How is Carbapenemase-producing Enterobacteriaceae (CPE) tested for?

Testing Methods for Carbapenemase-Producing Enterobacteriaceae (CPE)

Genotypic testing methods are preferred for detecting Carbapenemase-Producing Enterobacteriaceae (CPE), with phenotypic tests serving as valuable alternatives when molecular methods are unavailable. 1

Primary Testing Methods

Genotypic Methods (First-Line)

• PCR-based detection: Highly sensitive (98.0%) and specific (100%) with rapid turnaround time (<3 hours) 1
• Whole Genome Sequencing (WGS): Gold standard for confirmation and epidemiological studies 1
• Loop-mediated isothermal amplification (LAMP): Offers higher positive detection rate than standard PCR with 2-3 hour turnaround time 1

Phenotypic Methods (When Genotypic Testing Unavailable)

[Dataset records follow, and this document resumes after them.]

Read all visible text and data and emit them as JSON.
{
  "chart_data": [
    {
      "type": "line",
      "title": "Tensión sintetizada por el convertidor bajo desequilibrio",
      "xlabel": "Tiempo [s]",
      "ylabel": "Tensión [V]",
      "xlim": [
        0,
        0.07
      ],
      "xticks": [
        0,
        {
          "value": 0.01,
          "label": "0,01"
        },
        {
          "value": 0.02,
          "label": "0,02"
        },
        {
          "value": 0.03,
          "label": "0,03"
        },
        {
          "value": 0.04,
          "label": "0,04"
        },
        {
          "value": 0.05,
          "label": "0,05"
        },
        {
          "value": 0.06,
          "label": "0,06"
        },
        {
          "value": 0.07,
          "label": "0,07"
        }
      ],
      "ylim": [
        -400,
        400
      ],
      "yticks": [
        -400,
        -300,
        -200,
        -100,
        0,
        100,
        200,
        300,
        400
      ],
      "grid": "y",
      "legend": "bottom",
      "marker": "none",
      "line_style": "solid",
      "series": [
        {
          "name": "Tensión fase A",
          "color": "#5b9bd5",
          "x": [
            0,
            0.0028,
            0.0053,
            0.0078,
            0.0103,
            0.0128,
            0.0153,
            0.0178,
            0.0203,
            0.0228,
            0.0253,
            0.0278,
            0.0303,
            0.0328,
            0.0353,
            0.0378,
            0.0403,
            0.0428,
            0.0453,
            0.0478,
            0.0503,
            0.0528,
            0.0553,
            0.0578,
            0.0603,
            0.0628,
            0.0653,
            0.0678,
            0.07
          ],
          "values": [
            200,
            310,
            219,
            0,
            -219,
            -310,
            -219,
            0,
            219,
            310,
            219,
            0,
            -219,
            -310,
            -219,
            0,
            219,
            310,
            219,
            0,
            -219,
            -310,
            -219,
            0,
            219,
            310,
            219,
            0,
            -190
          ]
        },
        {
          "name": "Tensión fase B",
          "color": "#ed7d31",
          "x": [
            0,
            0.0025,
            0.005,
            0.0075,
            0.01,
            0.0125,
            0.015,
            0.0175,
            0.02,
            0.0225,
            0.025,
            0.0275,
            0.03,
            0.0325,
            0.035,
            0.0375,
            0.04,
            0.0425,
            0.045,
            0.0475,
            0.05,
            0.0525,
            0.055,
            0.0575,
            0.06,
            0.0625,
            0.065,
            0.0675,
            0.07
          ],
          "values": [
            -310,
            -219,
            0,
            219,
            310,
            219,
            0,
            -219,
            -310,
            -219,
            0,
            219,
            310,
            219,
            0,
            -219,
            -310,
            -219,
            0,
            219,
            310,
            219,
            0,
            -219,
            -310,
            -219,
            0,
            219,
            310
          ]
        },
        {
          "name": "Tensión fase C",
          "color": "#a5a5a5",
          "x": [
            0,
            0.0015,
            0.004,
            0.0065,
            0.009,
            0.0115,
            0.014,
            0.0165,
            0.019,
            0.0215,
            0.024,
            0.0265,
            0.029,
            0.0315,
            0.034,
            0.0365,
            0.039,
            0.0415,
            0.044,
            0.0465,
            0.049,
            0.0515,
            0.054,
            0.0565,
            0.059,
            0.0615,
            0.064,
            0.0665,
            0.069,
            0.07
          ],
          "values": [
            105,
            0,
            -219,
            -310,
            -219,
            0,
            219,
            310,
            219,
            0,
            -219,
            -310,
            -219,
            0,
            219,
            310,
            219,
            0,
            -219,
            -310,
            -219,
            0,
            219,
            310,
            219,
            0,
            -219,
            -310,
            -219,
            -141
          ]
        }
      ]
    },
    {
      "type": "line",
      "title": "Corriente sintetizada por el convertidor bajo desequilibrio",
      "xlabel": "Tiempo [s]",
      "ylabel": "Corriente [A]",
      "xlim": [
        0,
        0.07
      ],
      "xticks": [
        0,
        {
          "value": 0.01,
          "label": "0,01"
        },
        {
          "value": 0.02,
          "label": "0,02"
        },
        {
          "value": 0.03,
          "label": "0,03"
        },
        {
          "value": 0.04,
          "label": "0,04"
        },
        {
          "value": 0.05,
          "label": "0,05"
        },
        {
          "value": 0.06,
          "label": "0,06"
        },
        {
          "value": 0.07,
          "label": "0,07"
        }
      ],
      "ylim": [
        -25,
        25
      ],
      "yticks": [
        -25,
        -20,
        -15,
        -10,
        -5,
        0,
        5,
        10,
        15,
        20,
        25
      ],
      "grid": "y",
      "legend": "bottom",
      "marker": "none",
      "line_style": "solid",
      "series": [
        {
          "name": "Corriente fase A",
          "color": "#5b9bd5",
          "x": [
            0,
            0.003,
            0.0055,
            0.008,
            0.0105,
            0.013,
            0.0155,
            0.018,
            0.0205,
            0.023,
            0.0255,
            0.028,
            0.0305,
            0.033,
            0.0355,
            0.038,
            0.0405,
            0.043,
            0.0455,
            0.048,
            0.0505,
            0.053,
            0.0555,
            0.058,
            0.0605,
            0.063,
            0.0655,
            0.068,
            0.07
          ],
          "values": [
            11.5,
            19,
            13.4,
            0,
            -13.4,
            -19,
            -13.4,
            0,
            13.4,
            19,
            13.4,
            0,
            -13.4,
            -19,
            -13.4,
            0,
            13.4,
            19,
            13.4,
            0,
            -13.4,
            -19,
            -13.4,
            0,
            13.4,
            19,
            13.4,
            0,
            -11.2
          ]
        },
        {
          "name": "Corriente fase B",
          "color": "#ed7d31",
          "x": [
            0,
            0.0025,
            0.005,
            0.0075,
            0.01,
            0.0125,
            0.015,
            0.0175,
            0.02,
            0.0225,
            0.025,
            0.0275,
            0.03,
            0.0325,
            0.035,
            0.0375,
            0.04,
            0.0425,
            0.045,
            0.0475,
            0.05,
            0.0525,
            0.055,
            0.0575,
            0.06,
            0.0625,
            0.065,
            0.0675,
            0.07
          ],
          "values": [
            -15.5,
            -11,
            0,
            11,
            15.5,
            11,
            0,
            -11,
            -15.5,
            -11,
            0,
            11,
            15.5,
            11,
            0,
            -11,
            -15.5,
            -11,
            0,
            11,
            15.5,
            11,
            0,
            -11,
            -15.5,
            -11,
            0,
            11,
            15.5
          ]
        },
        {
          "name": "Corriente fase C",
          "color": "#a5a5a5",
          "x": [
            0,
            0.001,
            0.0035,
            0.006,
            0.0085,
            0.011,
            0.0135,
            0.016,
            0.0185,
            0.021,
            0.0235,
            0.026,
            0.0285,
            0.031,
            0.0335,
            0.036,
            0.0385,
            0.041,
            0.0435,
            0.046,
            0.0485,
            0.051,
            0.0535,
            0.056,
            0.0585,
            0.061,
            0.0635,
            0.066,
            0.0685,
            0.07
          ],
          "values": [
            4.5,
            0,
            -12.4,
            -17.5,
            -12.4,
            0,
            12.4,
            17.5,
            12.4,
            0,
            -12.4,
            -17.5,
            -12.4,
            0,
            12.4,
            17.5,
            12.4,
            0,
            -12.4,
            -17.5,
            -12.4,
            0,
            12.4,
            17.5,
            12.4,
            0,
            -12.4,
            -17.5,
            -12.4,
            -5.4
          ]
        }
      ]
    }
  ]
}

• Modified Carbapenem Inactivation Method (mCIM): Highly sensitive and specific (95% compliance with genetic detection) 1
• Combined Disc Test (CDT): 94% compliance with genetic detection; uses meropenem disc plus 3-aminophenylboronic acid or EDTA 1
• Carba NP test: Excellent sensitivity (95.9%) and specificity (100%) with <3 hour turnaround time 1
• Modified Hodge Test (MHT): Traditional method but less reliable with lower sensitivity for metallo-β-lactamases (88%) 2

Specimen Collection

• Rectal or perirectal swabs: Provide highest yield for CPE detection in surveillance screening 3
• Clinical specimens: Urine, blood, wound samples, or other infection sites for diagnostic testing 1

Testing Algorithm

1. Initial screening:

   • Screen isolates for reduced susceptibility to carbapenems (ertapenem MIC ≥0.5 μg/mL shows 98% sensitivity) 4
   • For blood cultures: Apply concentration and hemolysis step before testing 5

2. Confirmatory testing:

   • If molecular testing available: Perform multiplex PCR targeting common carbapenemase genes (bla NDM, bla KPC, bla OXA-48 & variants, bla GES, bla IMP, and bla VIM) 4
   • If molecular testing unavailable: Use phenotypic methods (mCIM/eCIM or Carba NP) 1

3. For epidemiological purposes:

   • Conduct point prevalence surveys in high-risk units when cases are identified 1
   • Perform contact tracing with active surveillance for patients with epidemiologic links to confirmed cases 3

Special Considerations

• Test selection based on local epidemiology: Different tests have varying sensitivities for different carbapenemase types (KPC, NDM, OXA-48, VIM, IMP) 1
• Rapid testing for bloodstream infections: Modified colorimetric assays (β-Carba, bcCarba NP) can provide results in 20 minutes to 3 hours directly from positive blood cultures 5
• Weakly hydrolyzing carbapenemases: OXA-48-like enzymes may be missed by some phenotypic tests; newer methods like β-Carba show improved detection 5

Pitfalls to Avoid

• False negatives with MHT: This test has lower sensitivity for metallo-β-lactamases and should not be used alone 2
• Relying solely on susceptibility testing: Some CPE may appear susceptible to carbapenems despite harboring carbapenemase genes 6
• Delayed recognition: Failure to implement rapid testing can lead to undetected transmission in healthcare settings 3
• Inconsistent methodology: Use standardized protocols to ensure reliable detection 1

Early and accurate detection of CPE is crucial for guiding appropriate antimicrobial therapy and implementing effective infection control measures to prevent further transmission in healthcare settings.